I told Larry not to worry as, between them, those two counties have managed to win the Leinster title only twice in 139 years and would be very happy to take a home the Nestor Cup as Connacht champions any time.
But I knew Larry’s real GAA attachment was to Knocknavanna Gaels, so I wondered how things were going there now.
“Not good, not good at all, I’m afraid,” was the sharp reply. “I’m glad I am not running things anymore because the place is gone to hell since I got out. It’s all about money now.
“Every year some clown is appointed team manager – usually a failed former player from some other club – and he has to get €120 every night he turns up for training and the same for matches.
“And that’s all good cash as well. Sure, that uses up all the weekly bingo profits straight away.
“And do you realise this,” said Larry as he took off his coat to get stuck into his subject, “all these lads are doing is something called strength and conditioning at training or S&C as they call it.
“Lifting weights, climbing up ropes and all sorts of yokes like that, just copying the top county teams, I am told.
“But when I watch the Knocknavanna junior team playing – we were relegated last year, you know – all I can see is lads running all over the place like headless chickens and passing the ball two or three yards to another lad running beside him.
“But don’t ask any of them to try scoring a point from 40 metres or even half that distance. ‘Possession lads, keep possession,’ is all I ever hear the manager shouting from the sideline. No wonder they hardly every score more than 10 points in a game.”
I wasn’t thinking straight when, to help Larry settle down, I said: “You’ll have a drop of something for the Christmas, Larry.
Too late I remembered that Larry still wears the Pioneer pin he and nearly all of his team-mates were presented with by Monsignor McCarthy back in 1960 with pride and there followed a sharp short sermon on the damage ‘the drink’ was doing to players in Knocknavanna Gaels.
But Larry still enjoys, indeed lives for, the GAA and is largely happy with what he sees.
“I saw where some crowd brought out a report last week that GAA games were way behind other sports in participation. Where in God’s name did they get that rubbish?
“Sure there are GAA clubs in every parish in Ireland and, even in a junior club like Knocknavanna, it is the GAA that keeps the people going in these tough times.
“We have men’s and women’s teams and the children nowadays all get proper coaching, not like when we were playing.
“And, what’s more, the GAA club does a lot of great work in the parish other than just organising football.
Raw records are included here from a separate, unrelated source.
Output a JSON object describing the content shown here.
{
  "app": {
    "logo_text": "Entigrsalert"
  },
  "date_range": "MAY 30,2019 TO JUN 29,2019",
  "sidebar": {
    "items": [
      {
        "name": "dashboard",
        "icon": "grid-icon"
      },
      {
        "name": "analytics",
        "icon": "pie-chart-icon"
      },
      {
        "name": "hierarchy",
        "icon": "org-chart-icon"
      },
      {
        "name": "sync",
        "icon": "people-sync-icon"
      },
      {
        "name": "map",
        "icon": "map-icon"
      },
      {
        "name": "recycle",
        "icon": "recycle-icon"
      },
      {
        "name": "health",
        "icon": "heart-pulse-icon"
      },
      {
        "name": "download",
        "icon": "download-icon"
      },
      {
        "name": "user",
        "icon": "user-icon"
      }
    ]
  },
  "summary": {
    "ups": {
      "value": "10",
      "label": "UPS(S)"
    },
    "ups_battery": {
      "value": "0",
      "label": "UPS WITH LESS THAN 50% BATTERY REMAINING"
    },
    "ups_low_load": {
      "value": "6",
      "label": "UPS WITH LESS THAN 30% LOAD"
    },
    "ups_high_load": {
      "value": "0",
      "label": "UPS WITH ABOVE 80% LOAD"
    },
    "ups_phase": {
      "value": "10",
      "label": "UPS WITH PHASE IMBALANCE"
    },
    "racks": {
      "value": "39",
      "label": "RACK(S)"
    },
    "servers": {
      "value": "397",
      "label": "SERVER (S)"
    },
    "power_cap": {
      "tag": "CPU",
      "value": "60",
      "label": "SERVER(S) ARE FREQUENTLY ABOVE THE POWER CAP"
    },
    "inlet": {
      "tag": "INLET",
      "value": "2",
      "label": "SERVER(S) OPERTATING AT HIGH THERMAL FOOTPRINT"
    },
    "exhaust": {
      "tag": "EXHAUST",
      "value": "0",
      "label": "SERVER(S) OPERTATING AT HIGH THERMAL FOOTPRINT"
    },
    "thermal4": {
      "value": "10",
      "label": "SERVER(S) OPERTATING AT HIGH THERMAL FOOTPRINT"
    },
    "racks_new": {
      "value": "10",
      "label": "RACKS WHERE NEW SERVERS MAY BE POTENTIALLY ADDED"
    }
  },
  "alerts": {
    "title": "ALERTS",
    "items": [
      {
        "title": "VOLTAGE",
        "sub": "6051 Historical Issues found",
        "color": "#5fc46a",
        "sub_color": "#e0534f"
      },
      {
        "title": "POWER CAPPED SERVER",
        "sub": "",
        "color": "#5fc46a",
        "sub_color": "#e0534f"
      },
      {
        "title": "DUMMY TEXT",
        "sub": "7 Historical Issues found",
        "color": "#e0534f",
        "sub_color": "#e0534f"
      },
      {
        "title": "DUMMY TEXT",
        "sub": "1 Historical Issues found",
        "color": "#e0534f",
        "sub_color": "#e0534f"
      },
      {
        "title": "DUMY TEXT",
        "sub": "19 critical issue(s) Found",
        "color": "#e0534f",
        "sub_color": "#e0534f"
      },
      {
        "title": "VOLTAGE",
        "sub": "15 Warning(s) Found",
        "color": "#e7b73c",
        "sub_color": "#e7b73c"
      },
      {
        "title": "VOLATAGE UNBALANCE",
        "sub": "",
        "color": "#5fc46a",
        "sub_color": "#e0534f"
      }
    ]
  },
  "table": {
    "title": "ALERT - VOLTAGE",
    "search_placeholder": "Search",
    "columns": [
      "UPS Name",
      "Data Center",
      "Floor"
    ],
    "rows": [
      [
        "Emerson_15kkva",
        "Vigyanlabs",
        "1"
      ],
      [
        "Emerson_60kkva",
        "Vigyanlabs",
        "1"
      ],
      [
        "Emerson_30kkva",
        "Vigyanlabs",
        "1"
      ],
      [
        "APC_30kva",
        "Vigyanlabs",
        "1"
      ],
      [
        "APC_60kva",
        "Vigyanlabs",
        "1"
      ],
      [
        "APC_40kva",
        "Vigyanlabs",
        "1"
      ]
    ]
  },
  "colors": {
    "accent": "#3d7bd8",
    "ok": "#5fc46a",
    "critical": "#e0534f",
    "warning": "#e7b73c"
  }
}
So, I have no worries about the real strength of the Association no matter what that crowd in Dublin are saying.
“And, anyway, they seem to be counting five-a-side soccer teams in the figures and sure even the Knocknavanna Gaels lads all play that stuff as well,” claimed Larry with gusto.
“But I’ll tell you one thing that annoys me and people of my age who only watch games now.
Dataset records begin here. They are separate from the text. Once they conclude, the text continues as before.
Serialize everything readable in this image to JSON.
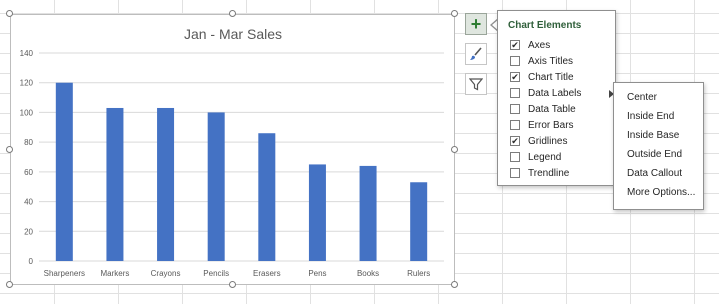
{
  "chart_data": {
    "type": "bar",
    "title": "Jan - Mar Sales",
    "categories": [
      "Sharpeners",
      "Markers",
      "Crayons",
      "Pencils",
      "Erasers",
      "Pens",
      "Books",
      "Rulers"
    ],
    "values": [
      120,
      103,
      103,
      100,
      86,
      65,
      64,
      53
    ],
    "ylim": [
      0,
      140
    ],
    "yticks": [
      "0",
      "20",
      "40",
      "60",
      "80",
      "100",
      "120",
      "140"
    ],
    "grid": true,
    "bar_color": "#4472c4"
  },
  "side_buttons": [
    "plus-icon",
    "brush-icon",
    "filter-icon"
  ],
  "panel": {
    "title": "Chart Elements",
    "options": [
      {
        "label": "Axes",
        "checked": true
      },
      {
        "label": "Axis Titles",
        "checked": false
      },
      {
        "label": "Chart Title",
        "checked": true
      },
      {
        "label": "Data Labels",
        "checked": false
      },
      {
        "label": "Data Table",
        "checked": false
      },
      {
        "label": "Error Bars",
        "checked": false
      },
      {
        "label": "Gridlines",
        "checked": true
      },
      {
        "label": "Legend",
        "checked": false
      },
      {
        "label": "Trendline",
        "checked": false
      }
    ]
  },
  "submenu": {
    "items": [
      "Center",
      "Inside End",
      "Inside Base",
      "Outside End",
      "Data Callout",
      "More Options..."
    ]
  }
}
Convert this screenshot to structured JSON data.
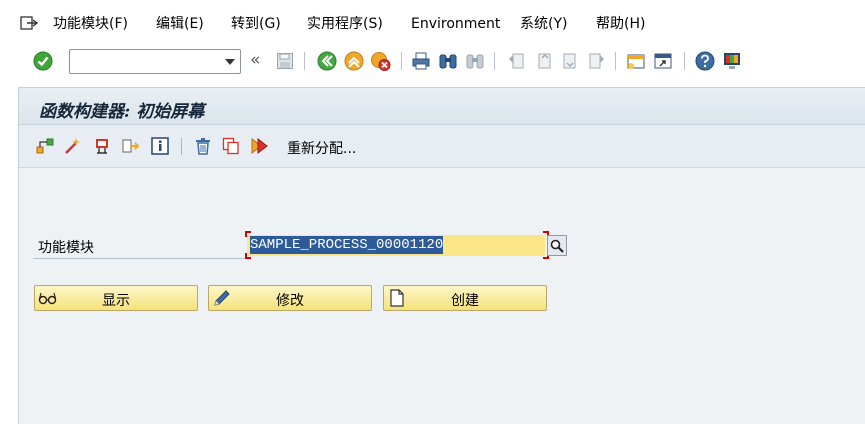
{
  "menubar": {
    "items": [
      {
        "label": "功能模块(F)"
      },
      {
        "label": "编辑(E)"
      },
      {
        "label": "转到(G)"
      },
      {
        "label": "实用程序(S)"
      },
      {
        "label": "Environment"
      },
      {
        "label": "系统(Y)"
      },
      {
        "label": "帮助(H)"
      }
    ]
  },
  "toolbar": {
    "command_field_value": "",
    "history_glyph": "«"
  },
  "screen": {
    "title": "函数构建器: 初始屏幕",
    "app_toolbar": {
      "reassign_label": "重新分配..."
    },
    "form": {
      "function_module_label": "功能模块",
      "function_module_value": "SAMPLE_PROCESS_00001120"
    },
    "buttons": {
      "display": "显示",
      "change": "修改",
      "create": "创建"
    }
  },
  "colors": {
    "input_highlight": "#fbe68a",
    "selection": "#2d5b9a",
    "required_marker": "#d20000",
    "pushbutton": "#f6e27a"
  }
}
“For most of the summer months the clubs in our county are left without championship matches for weeks or even months at a time.
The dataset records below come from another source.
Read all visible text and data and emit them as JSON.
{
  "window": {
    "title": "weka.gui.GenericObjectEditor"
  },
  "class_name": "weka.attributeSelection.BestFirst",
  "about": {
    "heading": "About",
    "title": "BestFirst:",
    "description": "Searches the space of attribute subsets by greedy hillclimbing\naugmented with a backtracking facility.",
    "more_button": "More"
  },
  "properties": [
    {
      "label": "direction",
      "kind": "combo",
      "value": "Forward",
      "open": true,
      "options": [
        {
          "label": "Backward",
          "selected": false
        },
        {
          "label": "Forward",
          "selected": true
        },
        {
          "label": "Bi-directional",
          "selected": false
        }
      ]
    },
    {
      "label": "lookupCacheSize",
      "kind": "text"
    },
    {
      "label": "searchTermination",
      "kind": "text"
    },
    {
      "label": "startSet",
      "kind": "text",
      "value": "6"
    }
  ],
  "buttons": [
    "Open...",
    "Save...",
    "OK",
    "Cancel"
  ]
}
“Now, when I was playing, we always looked forward to having a club game every three or four weeks in summertime and all the people of the parish looked forward to that.
“Nowadays, we never know when the next club game will be and I see a lot of the games played off in a rush from September to November.
“Mark my words, the GAA will pay a high price for that neglect of club games if they don’t change their ways.
“Knocknavanna Gaels always meant more to me and my team-mates than the county team. The junior club championship medal I won in 1966 was as good as any All-Ireland medal.”
With that, he thanked us for the tea and headed off home.
“The two new hips have made me into a new man. I feel I could even play for Knocknavanna again with a bit of training – old style training.
“A happy Christmas to you and to all the people who have to read that auld column of yours every Monday!”